Theirs was - is - a pitiful existence, but as I rapidly came to realise on my travels in India, pity is a commodity that most people, however poor, don't have much time for.
Shenaz and Subir lived on the edge of an open sewer, in a wooden box not much bigger than two large packing cases, actually and metaphorically at the bottom of India's billion-man economic dust-heap. Surely village life was preferable to this, I wondered? Shenaz smiled. "Here we eat every night," she said, "and we even save some money."
Development, as the economists say, is a "messy business", but in India that particular truism is all too often an excuse for inaction and indifference.
Foreign visitors to India (and plenty of wealthy Indians besides) often allow themselves to think that India's poor - some 700 million people, depending on where you draw the line - are content in their poverty; that they know nothing else and somehow manage to keep smiling. But in my experience, that is not the case.
The truth is that India's poor are angry, and rightly so. Their schools are too often empty of teachers - India sits only above Uganda for absenteeism, according to a UN survey this year - and, without education, the poor have no chips to join in the game of global capitalism.
Public health is a disaster - almost half of all children in India are malnourished - a fact that can largely be ascribed to the fact that their political masters are running a kleptocracy, often of African proportions. Why else did the World Bank withhold £550 million in health-project loans to India last year, a humiliation also meted out to Chad, Kenya and Congo?
At times over the past four years it has been hard to love India (though very rarely Indians themselves), such is the contempt with which much of the country's elite treats the unwashed poor. Ministers deliver laudable speeches almost daily, economic summits are attended with back-slapping fanfare but the gap between intention and action remains Brahmaputra-wide.

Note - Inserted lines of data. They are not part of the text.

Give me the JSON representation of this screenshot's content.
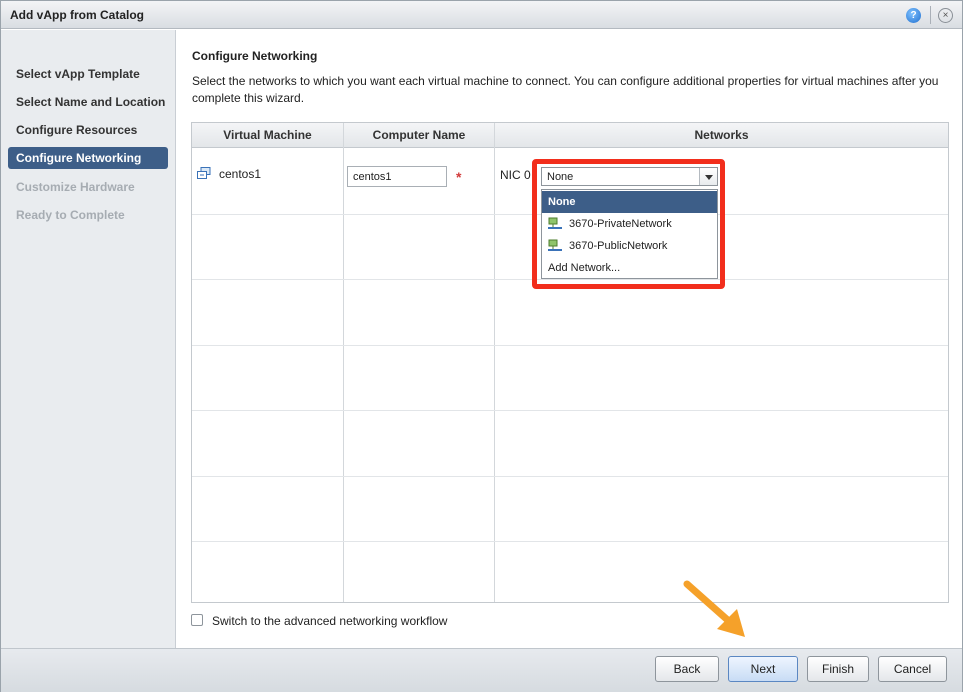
{
  "window": {
    "title": "Add vApp from Catalog"
  },
  "sidebar": {
    "steps": [
      {
        "label": "Select vApp Template"
      },
      {
        "label": "Select Name and Location"
      },
      {
        "label": "Configure Resources"
      },
      {
        "label": "Configure Networking"
      },
      {
        "label": "Customize Hardware"
      },
      {
        "label": "Ready to Complete"
      }
    ]
  },
  "main": {
    "heading": "Configure Networking",
    "description": "Select the networks to which you want each virtual machine to connect. You can configure additional properties for virtual machines after you complete this wizard.",
    "columns": {
      "vm": "Virtual Machine",
      "computer": "Computer Name",
      "networks": "Networks"
    },
    "row": {
      "vm_name": "centos1",
      "computer_name": "centos1",
      "required_mark": "*",
      "nic_label": "NIC 0",
      "selected_network": "None"
    },
    "network_options": [
      {
        "label": "None"
      },
      {
        "label": "3670-PrivateNetwork"
      },
      {
        "label": "3670-PublicNetwork"
      },
      {
        "label": "Add Network..."
      }
    ],
    "advanced_workflow_label": "Switch to the advanced networking workflow"
  },
  "footer": {
    "back": "Back",
    "next": "Next",
    "finish": "Finish",
    "cancel": "Cancel"
  },
  "colors": {
    "active_step": "#3d5e88",
    "highlight": "#f22e1c",
    "annotation": "#f5a12a"
  }
}
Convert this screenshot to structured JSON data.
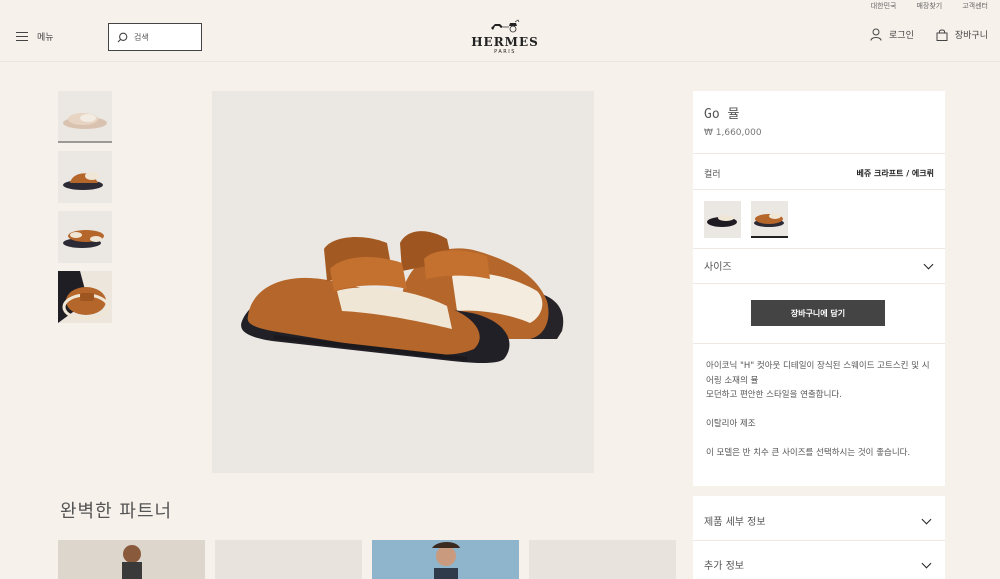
{
  "utility": {
    "links": [
      "대한민국",
      "매장찾기",
      "고객센터"
    ]
  },
  "header": {
    "menu_label": "메뉴",
    "search_placeholder": "검색",
    "logo_name": "HERMES",
    "logo_city": "PARIS",
    "login_label": "로그인",
    "cart_label": "장바구니"
  },
  "gallery": {
    "thumbnails": [
      "thumb-1",
      "thumb-2",
      "thumb-3",
      "thumb-4"
    ],
    "active_index": 0
  },
  "section": {
    "title": "완벽한 파트너"
  },
  "product": {
    "title": "Go 뮬",
    "price": "₩ 1,660,000",
    "color_label": "컬러",
    "color_value": "베쥬 크라프트 / 에크뤼",
    "size_label": "사이즈",
    "add_to_cart": "장바구니에 담기",
    "description": [
      "아이코닉 \"H\" 컷아웃 디테일이 장식된 스웨이드 고트스킨 및 시어링 소재의 뮬\n모던하고 편안한 스타일을 연출합니다.",
      "이탈리아 제조",
      "이 모델은 반 치수 큰 사이즈를 선택하시는 것이 좋습니다."
    ],
    "accordion": [
      "제품 세부 정보",
      "추가 정보"
    ]
  },
  "colors": {
    "accent": "#444444",
    "background": "#f6f1eb",
    "panel": "#ffffff",
    "suede": "#b5662a"
  }
}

Perhaps it is caste discrimination - still endemic in 80 per cent of Indian villages, says Human Rights Watch - that allows such indifference to the poor to prevail. Perhaps it is just that India's middle classes are enjoying themselves so much - the stock market increased by 50 per cent this year - that they don't see the connection between rural poverty and their own futures.

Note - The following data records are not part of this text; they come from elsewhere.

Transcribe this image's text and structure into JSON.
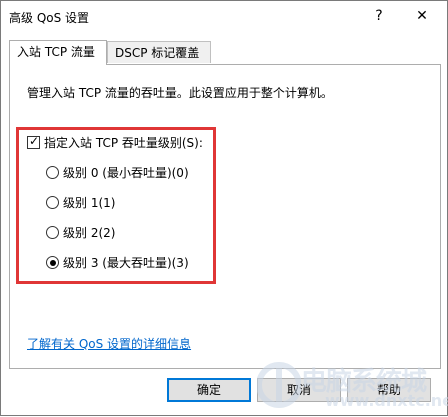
{
  "window": {
    "title": "高级 QoS 设置",
    "help_glyph": "?",
    "close_glyph": "✕"
  },
  "tabs": [
    {
      "label": "入站 TCP 流量",
      "active": true
    },
    {
      "label": "DSCP 标记覆盖",
      "active": false
    }
  ],
  "panel": {
    "description": "管理入站 TCP 流量的吞吐量。此设置应用于整个计算机。",
    "checkbox": {
      "label": "指定入站 TCP 吞吐量级别(S):",
      "checked": true
    },
    "radios": [
      {
        "label": "级别 0 (最小吞吐量)(0)",
        "selected": false
      },
      {
        "label": "级别 1(1)",
        "selected": false
      },
      {
        "label": "级别 2(2)",
        "selected": false
      },
      {
        "label": "级别 3 (最大吞吐量)(3)",
        "selected": true
      }
    ],
    "link": "了解有关 QoS 设置的详细信息"
  },
  "buttons": {
    "ok": "确定",
    "cancel": "取消",
    "help": "帮助"
  },
  "watermark": {
    "text": "电脑系统城",
    "url": "www.dnxtc.net"
  },
  "colors": {
    "highlight_border": "#e03636",
    "link": "#0066cc",
    "default_button_border": "#0078d7"
  }
}
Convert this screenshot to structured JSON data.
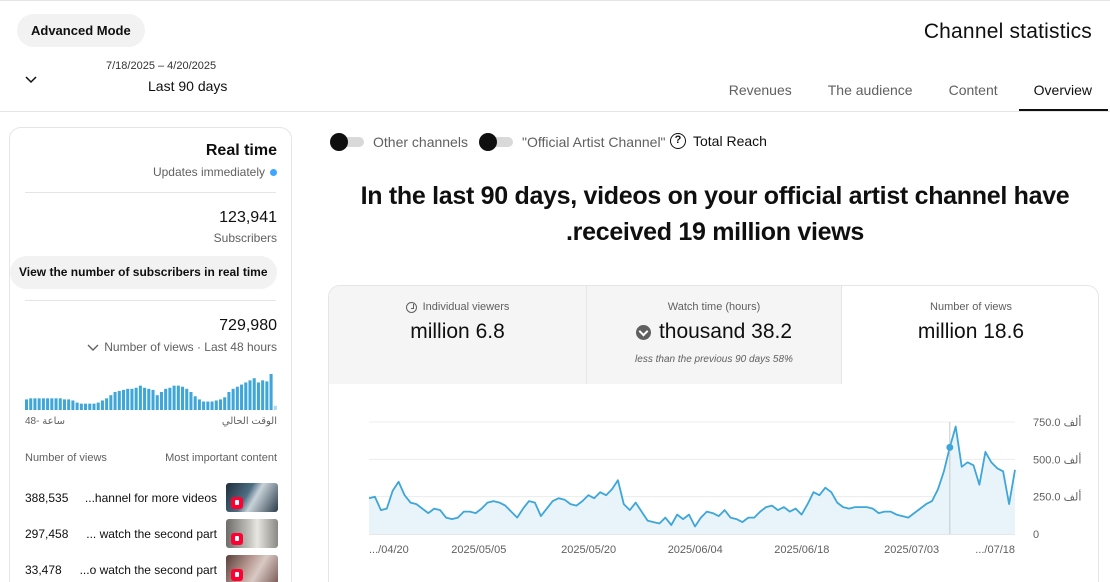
{
  "header": {
    "advanced_mode": "Advanced Mode",
    "title": "Channel statistics",
    "date_range": "7/18/2025 – 4/20/2025",
    "period": "Last 90 days",
    "tabs": [
      "Revenues",
      "The audience",
      "Content",
      "Overview"
    ],
    "active_tab": "Overview"
  },
  "realtime": {
    "title": "Real time",
    "subtitle": "Updates immediately",
    "subscribers_value": "123,941",
    "subscribers_label": "Subscribers",
    "realtime_button": "View the number of subscribers in real time",
    "views_value": "729,980",
    "views_label": "Number of views · Last 48 hours",
    "chart_left_label": "48- ساعة",
    "chart_right_label": "الوقت الحالي",
    "bars": [
      10,
      11,
      11,
      11,
      11,
      11,
      11,
      11,
      11,
      10,
      10,
      9,
      7,
      6,
      6,
      6,
      6,
      7,
      9,
      11,
      14,
      17,
      18,
      19,
      20,
      20,
      21,
      23,
      21,
      20,
      19,
      14,
      17,
      20,
      21,
      23,
      23,
      22,
      20,
      17,
      13,
      10,
      8,
      8,
      8,
      9,
      10,
      12,
      17,
      20,
      22,
      24,
      26,
      28,
      30,
      26,
      28,
      27,
      34,
      4
    ],
    "col_views": "Number of views",
    "col_content": "Most important content",
    "top_content": [
      {
        "views": "388,535",
        "title": "...hannel for more videos",
        "thumb": "#2b3b4a"
      },
      {
        "views": "297,458",
        "title": "... watch the second part",
        "thumb": "#9a9a98"
      },
      {
        "views": "33,478",
        "title": "...o watch the second part",
        "thumb": "#7a5a55"
      }
    ]
  },
  "filters": {
    "other_channels": "Other channels",
    "official_channel": "\"Official Artist Channel\"",
    "help_symbol": "?",
    "total_reach": "Total Reach"
  },
  "headline": "In the last 90 days, videos on your official artist channel have .received 19 million views",
  "stats": {
    "viewers_label": "Individual viewers",
    "viewers_value": "million 6.8",
    "watch_label": "Watch time (hours)",
    "watch_value": "thousand 38.2",
    "watch_note": "less than the previous 90 days 58%",
    "views_label": "Number of views",
    "views_value": "million 18.6"
  },
  "chart_data": {
    "type": "area",
    "xlabels": [
      ".../04/20",
      "2025/05/05",
      "2025/05/20",
      "2025/06/04",
      "2025/06/18",
      "2025/07/03",
      ".../07/18"
    ],
    "ylabels": [
      "0",
      "250.0 ألف",
      "500.0 ألف",
      "750.0 ألف"
    ],
    "ylim": [
      0,
      750000
    ],
    "values": [
      240,
      250,
      160,
      170,
      290,
      350,
      260,
      210,
      200,
      170,
      140,
      170,
      160,
      110,
      100,
      110,
      150,
      150,
      140,
      170,
      210,
      220,
      210,
      190,
      150,
      110,
      170,
      220,
      210,
      120,
      170,
      220,
      240,
      230,
      200,
      190,
      220,
      260,
      240,
      280,
      260,
      300,
      360,
      200,
      160,
      210,
      150,
      90,
      80,
      70,
      110,
      60,
      130,
      100,
      130,
      50,
      110,
      150,
      140,
      120,
      160,
      110,
      100,
      80,
      110,
      110,
      150,
      180,
      190,
      160,
      180,
      150,
      170,
      130,
      200,
      280,
      260,
      310,
      280,
      210,
      180,
      170,
      180,
      180,
      180,
      170,
      140,
      150,
      150,
      130,
      120,
      110,
      140,
      170,
      200,
      220,
      300,
      420,
      580,
      720,
      450,
      480,
      460,
      330,
      550,
      480,
      440,
      420,
      200,
      430
    ],
    "value_unit": "thousands",
    "line_color": "#3ea6d8",
    "fill_color": "#e8f4fa"
  }
}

But like it or not, while the poor are India's burden today, they are also the key to it tomorrow. More than 70 per cent of Indians believe their country will be an economic superpower by 2020, according to a survey published last month by a German research organisation.
But that commonplace prediction won't come to pass unless and until Shenaz and Subir, and several hundred million people like them, receive the health and education they need to become the next generation of consumers and workers.
It is a matter of pressing self-interest, not charity, for India's elite classes, because, without that investment in the human foundations of India's economy, Mr Mallya and his customers might not be "flying the good times" for as long as they currently seem to think.